Janvier 2004 - n°84

La Fondation Louis D. – Institut de France attribue son grand prix scientifique 2003 aux docteurs LE BIHAN et DEHAENE pour leurs travaux sur " l’imagerie du cerveau et ses applications "

La Fondation Louis D., sous l’égide de l’Institut de France et grâce à ses généreux donateurs, aide la recherche scientifique. Les lauréats de son grand Prix scientifique 2003, doté de 750 000 euros, ont été récemment désignés. La remise officielle de ce prix a eu lieu, conjointement à celle du grand prix humanitaire 2003, à l’Institut de France, le 20 octobre dernier…

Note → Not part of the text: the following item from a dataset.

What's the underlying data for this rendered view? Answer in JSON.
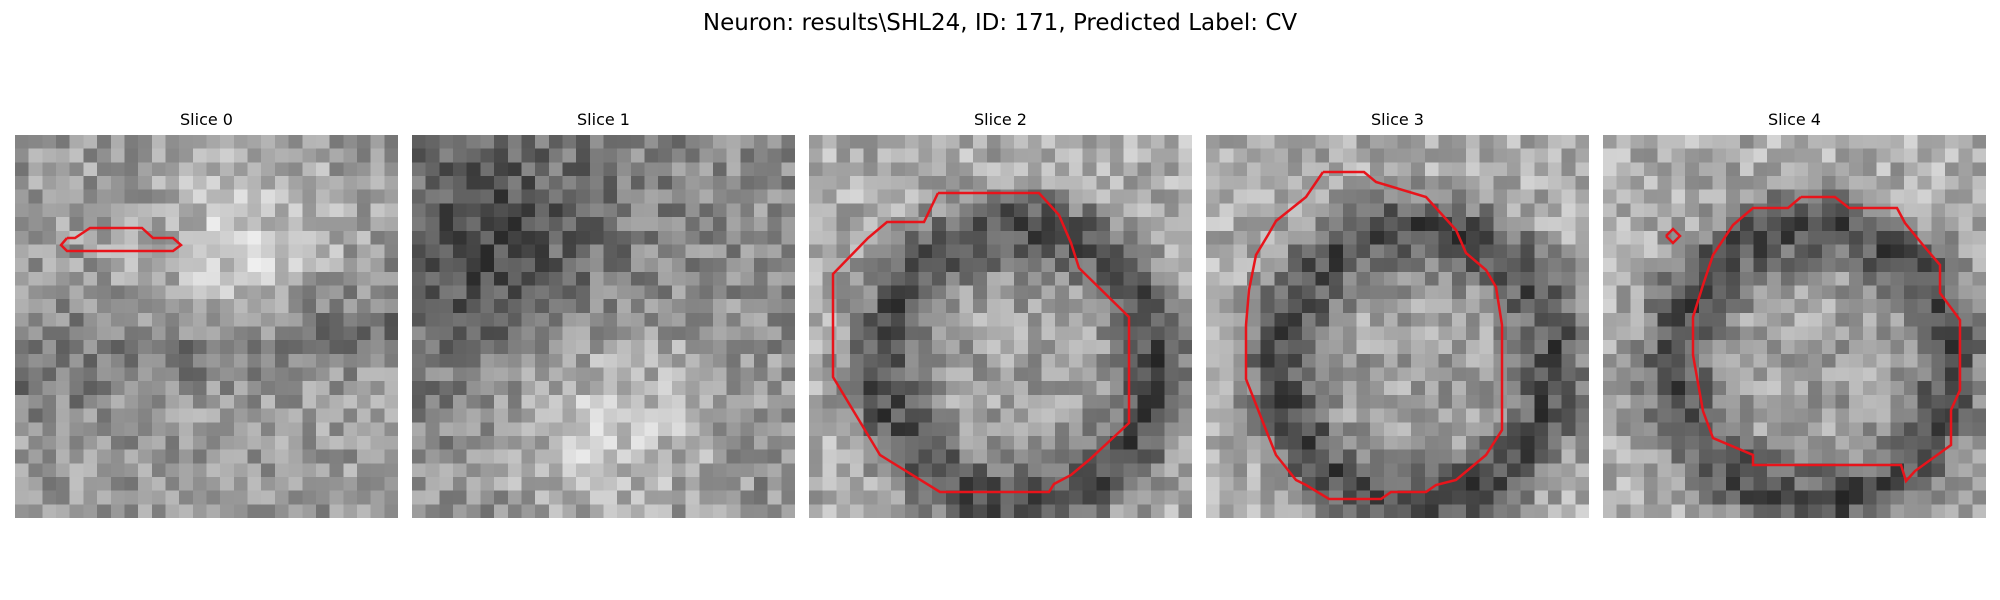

Gros plan sur la Fondation Louis D. et son grand prix scientifique

Créée en janvier 2000 sous l’égide de l’Institut de France, la Fondation Louis D. a pour objet de soutenir des associations, fondations, personnes morales ou O.N.G., ayant une action à caractère caritatif ou culturel, ou dont le but est d’encourager la recherche scientifique. Elle décerne chaque année deux grands prix, dotés chacun de 750 000 euros : un prix humanitaire et un prix scientifique.

Le grand Prix scientifique est destiné à aider un laboratoire, une équipe ou une institution engagée dans la recherche. Il récompense cette année des travaux sur " l’imagerie du cerveau et ses applications ".
Les candidats au prix 2003 ont été retenus par un Conseil scientifique international de proposition. Après délibération d’un comité de sélection, placé sous la présidence de M. Etienne-Emile BAULIEU, président de l’Académie des Sciences, le Conseil d’Administration de la Fondation Louis D. a donné son verdict.

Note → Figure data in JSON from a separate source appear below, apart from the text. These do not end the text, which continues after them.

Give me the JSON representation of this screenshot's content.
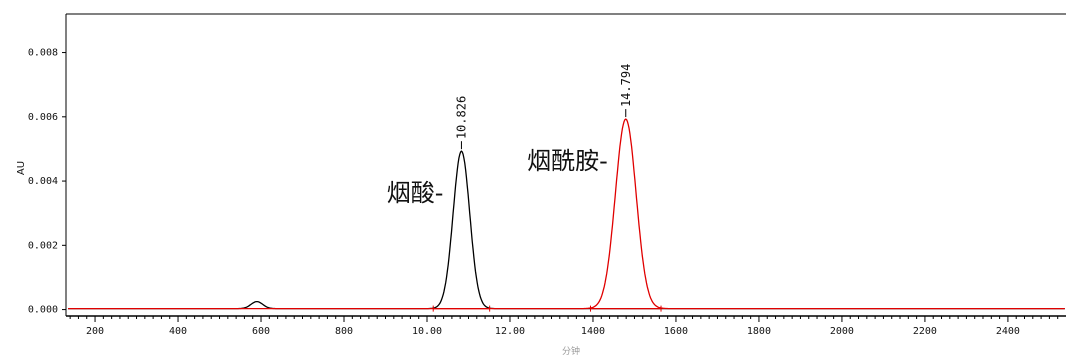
{
  "chart_data": {
    "type": "line",
    "title": "",
    "xlabel": "分钟",
    "ylabel": "AU",
    "xlim": [
      130,
      2540
    ],
    "ylim": [
      -0.0002,
      0.0092
    ],
    "x_ticks": [
      "200",
      "400",
      "600",
      "800",
      "10.00",
      "12.00",
      "1400",
      "1600",
      "1800",
      "2000",
      "2200",
      "2400"
    ],
    "x_tick_values": [
      200,
      400,
      600,
      800,
      1000,
      1200,
      1400,
      1600,
      1800,
      2000,
      2200,
      2400
    ],
    "y_ticks": [
      "0.000",
      "0.002",
      "0.004",
      "0.006",
      "0.008"
    ],
    "y_tick_values": [
      0,
      0.002,
      0.004,
      0.006,
      0.008
    ],
    "grid": false,
    "series": [
      {
        "color": "#000000",
        "baseline": 3e-05,
        "small_peaks": [
          {
            "x": 590,
            "height": 0.00022,
            "width": 14
          }
        ],
        "peaks": [
          {
            "retention_label": "10.826",
            "compound_label": "烟酸-",
            "x": 1083,
            "height": 0.0049,
            "width": 20
          }
        ]
      },
      {
        "color": "#e00000",
        "baseline": 3e-05,
        "small_peaks": [],
        "peaks": [
          {
            "retention_label": "14.794",
            "compound_label": "烟酰胺-",
            "x": 1479,
            "height": 0.0059,
            "width": 25
          }
        ]
      }
    ]
  }
}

Lauréats de ce grand prix scientifique 2003 ? Les docteurs Denis LE BIHAN et Stanislas DEHAENE, et leur équipe, de l’unité de neuro-anatomie fonctionnelle du Service Hospitalier Frédéric Joliot (CEA/INSERM), à Orsay. Un Prix scientifique qui récompense les deux chercheurs pour leur contribution au développement de l’imagerie par résonance magnétique, technique en pleine expansion dont les " pères " viennent d’ailleurs de se voir attribués par le prix Nobel de médecine…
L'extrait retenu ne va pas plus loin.